“Let us go then,” Soren said, urging his horse forward, down the road toward the Bay of Firth and then west toward Hamnavoe, the harbor town. The first hours passed by in silence.
The winds that shaped Orkney whipped around them as they did most days. Very few stands of trees could survive because of the strength of those winds.
He asked them to ease for now and they did. Ran noticed the change.
“Did you do that?” she asked. He nodded. “What else can you do?”
“I have not tried too many things,” he admitted. “Not knowing if there are limits or an amount of this power, I did not want to use it up.” He slowed his pace. “I can control the winds and clouds and storms. I can make lightning. And I was able to fly with the winds.”
“I would have never imagined speaking of such things in a calm manner, but it is how I feel about what has happened to me,” Ran said. “I thought that the sea was dragging me along with it, somehow keeping me alive and breathing in it. But then, I held up my hand,” she said, doing that. “And I could see through it.”
Her hand, once flesh and bone, now turned again to water in the shape it should be. Just as she’d done when Ander lay unconscious on her lap. She was looking at him and did not even realize it. Soren nodded at it and she followed his gaze.
“Like this!” she said, excited at the sight of it. “How far can that go? When you are not in the sea?”
Soren asked. The sound of a rider approaching stopped them from finding out.
“Do you know who it is?” Ran asked, turning around and shielding her eyes from the sun to see.
“Looks like a boy,” Soren said. As that boy grew closer, he recognized the lad. “A servant in the bishop’s household.”
“Mayhap Father Ander sent him?”
“Most likely,” Soren answered.
It took but a few minutes for the boy to catch up with them. Soren waved to the young servant and called him over.
“Father Ander sent me to find you,” the boy said, out of breath from the riding.
“How did you find us?” Soren asked, waiting for the boy to regain his breath.
“Father sent me to your aunt’s cottage and she said you headed in this direction. Toward the lakes.”

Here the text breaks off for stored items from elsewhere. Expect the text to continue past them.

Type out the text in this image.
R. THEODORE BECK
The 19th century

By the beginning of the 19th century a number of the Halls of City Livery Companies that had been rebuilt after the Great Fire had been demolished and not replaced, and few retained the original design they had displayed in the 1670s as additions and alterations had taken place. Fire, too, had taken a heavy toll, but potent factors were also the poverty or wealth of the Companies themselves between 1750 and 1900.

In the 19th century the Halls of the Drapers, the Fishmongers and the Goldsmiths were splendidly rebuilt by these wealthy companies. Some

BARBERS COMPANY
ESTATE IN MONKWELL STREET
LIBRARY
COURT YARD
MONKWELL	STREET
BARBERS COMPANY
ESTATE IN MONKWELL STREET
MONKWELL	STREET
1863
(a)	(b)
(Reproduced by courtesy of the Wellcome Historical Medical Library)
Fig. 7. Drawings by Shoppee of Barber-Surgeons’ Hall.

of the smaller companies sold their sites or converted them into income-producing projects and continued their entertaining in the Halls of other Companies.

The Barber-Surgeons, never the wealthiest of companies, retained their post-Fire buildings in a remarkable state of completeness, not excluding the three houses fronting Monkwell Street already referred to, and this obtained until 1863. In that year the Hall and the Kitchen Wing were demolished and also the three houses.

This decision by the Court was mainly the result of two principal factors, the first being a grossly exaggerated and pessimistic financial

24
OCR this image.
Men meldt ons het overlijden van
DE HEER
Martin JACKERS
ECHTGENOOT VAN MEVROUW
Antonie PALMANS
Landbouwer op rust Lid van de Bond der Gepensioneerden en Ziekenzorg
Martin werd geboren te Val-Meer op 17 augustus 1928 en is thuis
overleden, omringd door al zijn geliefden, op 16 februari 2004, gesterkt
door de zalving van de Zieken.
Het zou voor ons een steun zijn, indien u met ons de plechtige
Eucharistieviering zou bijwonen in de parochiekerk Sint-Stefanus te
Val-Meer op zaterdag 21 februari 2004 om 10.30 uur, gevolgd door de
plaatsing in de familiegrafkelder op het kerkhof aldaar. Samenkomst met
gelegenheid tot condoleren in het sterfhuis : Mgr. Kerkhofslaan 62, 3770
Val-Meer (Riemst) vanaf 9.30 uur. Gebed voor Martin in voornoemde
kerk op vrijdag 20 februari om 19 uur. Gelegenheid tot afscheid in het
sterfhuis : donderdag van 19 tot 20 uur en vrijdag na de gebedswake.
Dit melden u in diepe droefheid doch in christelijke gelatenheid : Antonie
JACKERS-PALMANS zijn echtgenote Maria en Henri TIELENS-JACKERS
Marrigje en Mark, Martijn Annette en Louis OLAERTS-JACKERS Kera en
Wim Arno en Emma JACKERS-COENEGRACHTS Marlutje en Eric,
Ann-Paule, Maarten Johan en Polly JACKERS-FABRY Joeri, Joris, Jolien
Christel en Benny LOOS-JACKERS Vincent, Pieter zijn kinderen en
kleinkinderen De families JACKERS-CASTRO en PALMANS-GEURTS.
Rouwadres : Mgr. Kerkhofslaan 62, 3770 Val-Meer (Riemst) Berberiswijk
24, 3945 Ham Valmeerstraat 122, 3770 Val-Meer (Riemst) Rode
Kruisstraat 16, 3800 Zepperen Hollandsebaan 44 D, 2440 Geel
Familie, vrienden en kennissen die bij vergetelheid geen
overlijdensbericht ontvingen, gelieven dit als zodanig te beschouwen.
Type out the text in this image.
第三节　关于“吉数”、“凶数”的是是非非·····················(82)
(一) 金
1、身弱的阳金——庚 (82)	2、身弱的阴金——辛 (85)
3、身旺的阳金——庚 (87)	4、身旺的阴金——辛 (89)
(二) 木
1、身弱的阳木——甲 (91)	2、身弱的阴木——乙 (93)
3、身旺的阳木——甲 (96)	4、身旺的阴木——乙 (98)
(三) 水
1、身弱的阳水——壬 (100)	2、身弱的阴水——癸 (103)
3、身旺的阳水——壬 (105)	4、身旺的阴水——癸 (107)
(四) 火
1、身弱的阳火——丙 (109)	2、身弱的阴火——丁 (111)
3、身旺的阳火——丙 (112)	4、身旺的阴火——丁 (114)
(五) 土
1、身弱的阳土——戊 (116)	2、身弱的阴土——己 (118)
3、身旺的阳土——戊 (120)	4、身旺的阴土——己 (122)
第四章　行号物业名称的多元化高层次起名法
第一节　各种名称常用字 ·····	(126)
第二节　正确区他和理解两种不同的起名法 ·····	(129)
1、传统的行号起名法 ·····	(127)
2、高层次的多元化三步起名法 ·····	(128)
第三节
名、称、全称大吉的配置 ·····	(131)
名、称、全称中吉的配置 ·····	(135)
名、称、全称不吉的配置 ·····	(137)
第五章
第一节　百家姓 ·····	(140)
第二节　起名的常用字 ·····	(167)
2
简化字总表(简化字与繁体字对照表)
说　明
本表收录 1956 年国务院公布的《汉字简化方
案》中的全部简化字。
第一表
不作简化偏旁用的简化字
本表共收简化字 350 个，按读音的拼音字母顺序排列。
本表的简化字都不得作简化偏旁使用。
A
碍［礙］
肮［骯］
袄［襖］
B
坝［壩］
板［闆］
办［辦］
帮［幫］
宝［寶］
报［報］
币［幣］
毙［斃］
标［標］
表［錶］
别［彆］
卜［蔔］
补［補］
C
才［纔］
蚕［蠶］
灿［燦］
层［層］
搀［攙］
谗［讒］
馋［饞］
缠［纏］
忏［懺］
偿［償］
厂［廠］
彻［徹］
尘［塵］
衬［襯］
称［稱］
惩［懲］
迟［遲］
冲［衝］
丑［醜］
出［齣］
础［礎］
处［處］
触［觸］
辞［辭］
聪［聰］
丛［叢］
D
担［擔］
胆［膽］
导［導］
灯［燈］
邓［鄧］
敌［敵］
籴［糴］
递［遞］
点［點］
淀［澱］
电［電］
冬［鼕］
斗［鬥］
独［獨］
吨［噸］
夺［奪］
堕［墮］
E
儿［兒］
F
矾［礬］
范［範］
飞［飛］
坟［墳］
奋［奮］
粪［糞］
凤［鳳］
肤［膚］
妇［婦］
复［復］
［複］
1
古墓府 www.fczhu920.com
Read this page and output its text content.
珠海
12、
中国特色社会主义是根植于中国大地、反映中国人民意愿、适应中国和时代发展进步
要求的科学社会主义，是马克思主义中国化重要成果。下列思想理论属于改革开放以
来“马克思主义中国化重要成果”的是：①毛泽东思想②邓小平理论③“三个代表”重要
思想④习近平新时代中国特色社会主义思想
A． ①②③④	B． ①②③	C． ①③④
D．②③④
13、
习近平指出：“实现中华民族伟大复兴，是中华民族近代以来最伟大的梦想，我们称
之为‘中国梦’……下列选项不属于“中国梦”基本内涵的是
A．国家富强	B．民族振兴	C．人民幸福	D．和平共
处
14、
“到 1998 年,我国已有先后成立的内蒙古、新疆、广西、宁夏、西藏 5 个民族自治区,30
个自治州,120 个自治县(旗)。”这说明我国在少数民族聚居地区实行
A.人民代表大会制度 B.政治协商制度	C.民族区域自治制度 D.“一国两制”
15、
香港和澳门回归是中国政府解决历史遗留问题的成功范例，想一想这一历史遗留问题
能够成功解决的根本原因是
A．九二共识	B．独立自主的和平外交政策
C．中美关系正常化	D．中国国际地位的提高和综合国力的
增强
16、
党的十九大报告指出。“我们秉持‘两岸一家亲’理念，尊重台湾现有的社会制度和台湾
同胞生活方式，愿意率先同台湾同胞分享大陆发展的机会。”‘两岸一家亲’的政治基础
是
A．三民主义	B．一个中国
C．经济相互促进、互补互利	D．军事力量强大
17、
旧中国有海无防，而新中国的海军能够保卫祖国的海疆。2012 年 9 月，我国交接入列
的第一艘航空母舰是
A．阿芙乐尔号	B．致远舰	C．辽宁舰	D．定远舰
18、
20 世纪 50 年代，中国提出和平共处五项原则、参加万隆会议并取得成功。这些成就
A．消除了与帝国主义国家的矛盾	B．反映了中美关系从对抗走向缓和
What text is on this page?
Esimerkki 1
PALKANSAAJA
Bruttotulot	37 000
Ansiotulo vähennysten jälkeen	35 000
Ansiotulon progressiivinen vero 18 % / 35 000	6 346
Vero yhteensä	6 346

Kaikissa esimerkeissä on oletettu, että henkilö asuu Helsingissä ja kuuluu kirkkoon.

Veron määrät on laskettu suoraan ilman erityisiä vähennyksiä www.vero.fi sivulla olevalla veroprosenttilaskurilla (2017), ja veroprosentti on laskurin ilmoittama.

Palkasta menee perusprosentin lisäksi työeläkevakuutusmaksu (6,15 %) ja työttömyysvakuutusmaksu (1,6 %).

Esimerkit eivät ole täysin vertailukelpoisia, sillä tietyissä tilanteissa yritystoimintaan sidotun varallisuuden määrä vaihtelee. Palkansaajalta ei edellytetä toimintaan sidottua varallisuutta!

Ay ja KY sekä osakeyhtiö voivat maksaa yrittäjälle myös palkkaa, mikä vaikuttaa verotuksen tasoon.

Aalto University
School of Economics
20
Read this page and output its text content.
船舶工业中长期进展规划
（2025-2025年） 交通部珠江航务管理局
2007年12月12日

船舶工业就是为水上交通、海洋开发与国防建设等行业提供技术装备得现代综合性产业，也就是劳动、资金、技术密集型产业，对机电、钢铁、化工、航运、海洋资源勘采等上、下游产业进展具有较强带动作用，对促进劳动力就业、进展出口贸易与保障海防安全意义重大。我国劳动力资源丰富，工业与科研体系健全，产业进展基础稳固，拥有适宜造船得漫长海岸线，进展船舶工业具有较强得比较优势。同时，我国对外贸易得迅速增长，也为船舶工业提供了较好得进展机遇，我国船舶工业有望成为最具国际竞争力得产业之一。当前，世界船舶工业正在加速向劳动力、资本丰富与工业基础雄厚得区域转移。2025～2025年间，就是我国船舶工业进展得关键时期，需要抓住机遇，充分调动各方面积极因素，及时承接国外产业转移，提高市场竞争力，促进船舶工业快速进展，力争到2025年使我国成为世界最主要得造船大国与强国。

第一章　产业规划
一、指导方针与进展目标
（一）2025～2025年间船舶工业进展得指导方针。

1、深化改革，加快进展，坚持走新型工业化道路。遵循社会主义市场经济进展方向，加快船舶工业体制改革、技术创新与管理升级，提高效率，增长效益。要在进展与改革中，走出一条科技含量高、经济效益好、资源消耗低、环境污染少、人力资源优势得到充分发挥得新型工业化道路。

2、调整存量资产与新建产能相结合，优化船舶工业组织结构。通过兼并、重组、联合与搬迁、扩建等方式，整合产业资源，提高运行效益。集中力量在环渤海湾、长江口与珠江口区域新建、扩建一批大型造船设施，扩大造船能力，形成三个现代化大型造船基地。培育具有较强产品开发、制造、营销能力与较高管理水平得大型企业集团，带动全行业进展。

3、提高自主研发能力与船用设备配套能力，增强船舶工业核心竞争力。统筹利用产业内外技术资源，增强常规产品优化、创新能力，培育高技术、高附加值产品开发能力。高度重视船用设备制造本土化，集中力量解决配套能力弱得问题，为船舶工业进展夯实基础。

Soren took out the skin holding water and held it out to the boy. “What is your name?”
“Kelsig,” the boy answered before taking a deep pull of the skin.
“Rolf’s son?”
“Aye, Rolf the miller.” A good man and one who wanted his son to succeed in life. Serving in the bishop’s household could lead to an education and training in the Church. Since Bishop Dolgfinnr answered to the Archbishop of Trondheim in Norway, there was travel and many other opportunities for those in his service.
“So Kelsig Rolfson, what message did Father Ander send you to tell me? Or did you bring one?”
“He said he would meet you in two days’ time on the coast. Near the squares. He said you would know what that meant.” Kelsig paused and looked from Soren to Ran and back again. “You do know what that means, do you not?” he asked. When Soren did not respond quickly enough, the boy continued. “Because I do not want to have to come back all this way and tell you.”
Ran burst out laughing at the aggrieved tone and Soren smiled, nodding at Kelsig. “I am glad to tell you that I do understand the message and you will not have to ride to me again.”
And, within minutes of reaching them, young Kelsig Rolfson was riding back to Kirkwall. Once he was out of sight, Soren took out the map and opened it, holding it so Ran could see it.
“I know of nothing on the coast there,” Soren said. “I have been there and passed by the area by boat and nothing is built there.”
“I wonder what the squares are or what they mean?” Ran asked. “If we take this same road north, we will pass between the two lakes and can explore the squares Einar marked there.”
Soren agreed. “I know that this circle is the old burial cairn. Then this one would be the stones near the southern edge of Loch Harray, to the east of Loch Stenness.” Stone circles and burial cairns were scattered across all the islands of Orkney. Sometimes the stones were appropriated away for other needs, but the grave sites, some thought to be haunted, were usually left untouched.
“But those squares make no sense to me,” Ran said. “Unless something has been built there—barns or storage buildings—since I left?”
“Nay,” Soren said. “Well, we will see when we arrive there.”